ONLY THE TITLE TO THIS ARTICLE IS ONLINE: But I think that’s all we need to realize that it’s probably dumb. Here’s what’s on the Washington Monthly’s website:

License to Kill

How the GOP helped John Allen Muhammad get a sniper rifle.

by Brent Kendall

How do we know it’s dumb from this tiny amount of information? Let me count the ways. First, the Bushmaster rifle that John Allen Muhammad used isn’t a sniper rifle. It’s what is more commonly called an “assault rifle,” a term of art that means it’s a civilian rifle, like many other civilian rifles, only with military look. At least, that’s what anti-gun people used to call guns like that, during the previous phase of their PR campaign. But, now that there’s a sniper, guns they don’t like have mysteriously morphed into “sniper rifles,” even though — as was exhaustively pointed out during the attacks — no self-respecting sniper would use a gun like this, and Muhammad wasn’t a sniper anyway.

Second, notice the blood libel: “how the GOP helped” John Muhammad get the gun. Riiiight.

I suppose I could be wrong here. The article could be sensitive, nuanced, and technically accurate, rather than simply recycled PR poop from the Violence Policy Center and the Brady Campaign. But I rather doubt it, and certainly the folks at the Washington Monthly have gone out of their way to make it look as if it’s the latter.

UPDATE: Heck, here’s a quote from the Washington Post article linked above. Don’t people at the Washington Monthly read the Post? Don’t they realize that other people do, too?

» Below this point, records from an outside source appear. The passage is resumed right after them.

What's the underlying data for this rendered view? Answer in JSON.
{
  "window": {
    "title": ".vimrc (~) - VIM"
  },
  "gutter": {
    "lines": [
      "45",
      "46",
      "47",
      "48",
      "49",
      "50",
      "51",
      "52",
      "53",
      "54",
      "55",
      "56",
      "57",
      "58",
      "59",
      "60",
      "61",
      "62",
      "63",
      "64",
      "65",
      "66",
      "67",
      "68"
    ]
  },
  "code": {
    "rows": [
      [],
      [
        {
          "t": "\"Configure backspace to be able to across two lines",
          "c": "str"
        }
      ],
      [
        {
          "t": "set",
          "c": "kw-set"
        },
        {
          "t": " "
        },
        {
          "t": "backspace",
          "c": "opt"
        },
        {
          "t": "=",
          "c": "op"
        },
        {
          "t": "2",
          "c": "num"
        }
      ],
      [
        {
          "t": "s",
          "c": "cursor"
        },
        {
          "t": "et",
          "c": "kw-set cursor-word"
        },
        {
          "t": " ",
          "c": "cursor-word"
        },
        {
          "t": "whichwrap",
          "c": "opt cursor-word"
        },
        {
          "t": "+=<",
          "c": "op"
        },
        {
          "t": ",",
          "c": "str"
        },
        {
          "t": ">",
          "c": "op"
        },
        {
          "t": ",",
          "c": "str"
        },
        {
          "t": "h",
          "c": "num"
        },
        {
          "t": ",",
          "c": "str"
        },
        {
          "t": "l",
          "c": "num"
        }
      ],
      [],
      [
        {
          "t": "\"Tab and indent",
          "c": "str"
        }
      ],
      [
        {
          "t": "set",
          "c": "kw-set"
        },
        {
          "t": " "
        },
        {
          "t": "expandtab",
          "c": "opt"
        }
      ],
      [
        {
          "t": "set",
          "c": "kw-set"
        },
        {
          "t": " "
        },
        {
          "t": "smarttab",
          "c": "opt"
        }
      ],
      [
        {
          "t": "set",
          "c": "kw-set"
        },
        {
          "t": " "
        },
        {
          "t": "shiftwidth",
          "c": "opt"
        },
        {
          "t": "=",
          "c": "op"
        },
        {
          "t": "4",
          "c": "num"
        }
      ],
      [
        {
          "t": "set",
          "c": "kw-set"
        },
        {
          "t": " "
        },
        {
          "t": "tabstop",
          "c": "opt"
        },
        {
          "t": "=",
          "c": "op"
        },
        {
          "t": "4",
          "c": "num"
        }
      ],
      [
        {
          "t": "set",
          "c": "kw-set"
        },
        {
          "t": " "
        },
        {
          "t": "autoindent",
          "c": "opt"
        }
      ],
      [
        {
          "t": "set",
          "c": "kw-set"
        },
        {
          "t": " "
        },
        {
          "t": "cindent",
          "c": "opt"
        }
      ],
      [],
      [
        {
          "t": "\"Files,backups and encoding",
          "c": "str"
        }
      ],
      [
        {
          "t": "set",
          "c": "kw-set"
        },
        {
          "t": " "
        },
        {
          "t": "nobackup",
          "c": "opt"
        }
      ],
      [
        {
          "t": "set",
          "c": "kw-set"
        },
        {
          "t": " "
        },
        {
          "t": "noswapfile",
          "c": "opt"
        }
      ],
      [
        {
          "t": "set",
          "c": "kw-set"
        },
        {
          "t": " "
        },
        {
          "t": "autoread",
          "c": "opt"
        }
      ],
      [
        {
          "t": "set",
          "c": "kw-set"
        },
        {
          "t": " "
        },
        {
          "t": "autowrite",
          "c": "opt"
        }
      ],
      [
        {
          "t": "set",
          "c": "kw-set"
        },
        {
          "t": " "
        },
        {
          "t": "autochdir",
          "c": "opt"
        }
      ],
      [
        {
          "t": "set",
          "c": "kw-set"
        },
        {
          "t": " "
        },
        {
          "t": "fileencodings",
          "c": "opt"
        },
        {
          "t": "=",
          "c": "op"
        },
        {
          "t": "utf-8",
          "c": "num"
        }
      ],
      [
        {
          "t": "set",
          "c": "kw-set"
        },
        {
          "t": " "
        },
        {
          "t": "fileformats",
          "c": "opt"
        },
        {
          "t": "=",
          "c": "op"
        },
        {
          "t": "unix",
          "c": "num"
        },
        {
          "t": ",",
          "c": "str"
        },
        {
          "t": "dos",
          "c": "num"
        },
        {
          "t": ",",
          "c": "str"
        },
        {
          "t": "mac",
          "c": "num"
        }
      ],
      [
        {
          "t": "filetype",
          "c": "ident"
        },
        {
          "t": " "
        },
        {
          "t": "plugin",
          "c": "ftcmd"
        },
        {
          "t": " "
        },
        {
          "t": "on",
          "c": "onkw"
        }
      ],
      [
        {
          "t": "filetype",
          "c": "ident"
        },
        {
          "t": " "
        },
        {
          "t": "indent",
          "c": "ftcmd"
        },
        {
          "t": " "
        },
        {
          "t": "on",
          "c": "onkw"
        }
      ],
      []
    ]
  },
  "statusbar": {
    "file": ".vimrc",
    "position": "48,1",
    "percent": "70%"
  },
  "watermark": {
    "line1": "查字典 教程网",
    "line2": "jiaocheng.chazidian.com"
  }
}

His choice of weapon reveals something as well. It’s notable that he hasn’t selected a firearm or a cartridge that’s linked to sniping as it’s practiced professionally. The police have described the recovered fragments as being from a “.223 bullet,” a particular vagueness that suggests they know a lot more than they’re letting on or a lot less. In any event, the .223 family of cartridges — it could also include a target round like the .222, a varmint round like the .22-250 or a specialized pistol round like the .221 Fireball — aren’t part of authentic sniper practice or the more informal “sniper culture” that surrounds this most disturbing but necessary of jobs. Most government and police snipers use a .308 Winchester rifle because it is far more lethal (its muzzle-energy, which measures force in pounds by mathematical formula, is around 2,300 pounds, while the .223’s is around 1,200; in most states the .223 — or any .22 centerfire — is illegal for deer hunting because it wounds without killing too frequently.) The .223, as a combat round, has proved disappointing; one merely has to read “Black Hawk Down” or the specialized gun press to sample the discontent with its performance in Mogadishu or Afghanistan.

So why the misleading title? Could it be because it’s consistent with the current agendas of anti-gun advocacy groups? I think that just might be the case.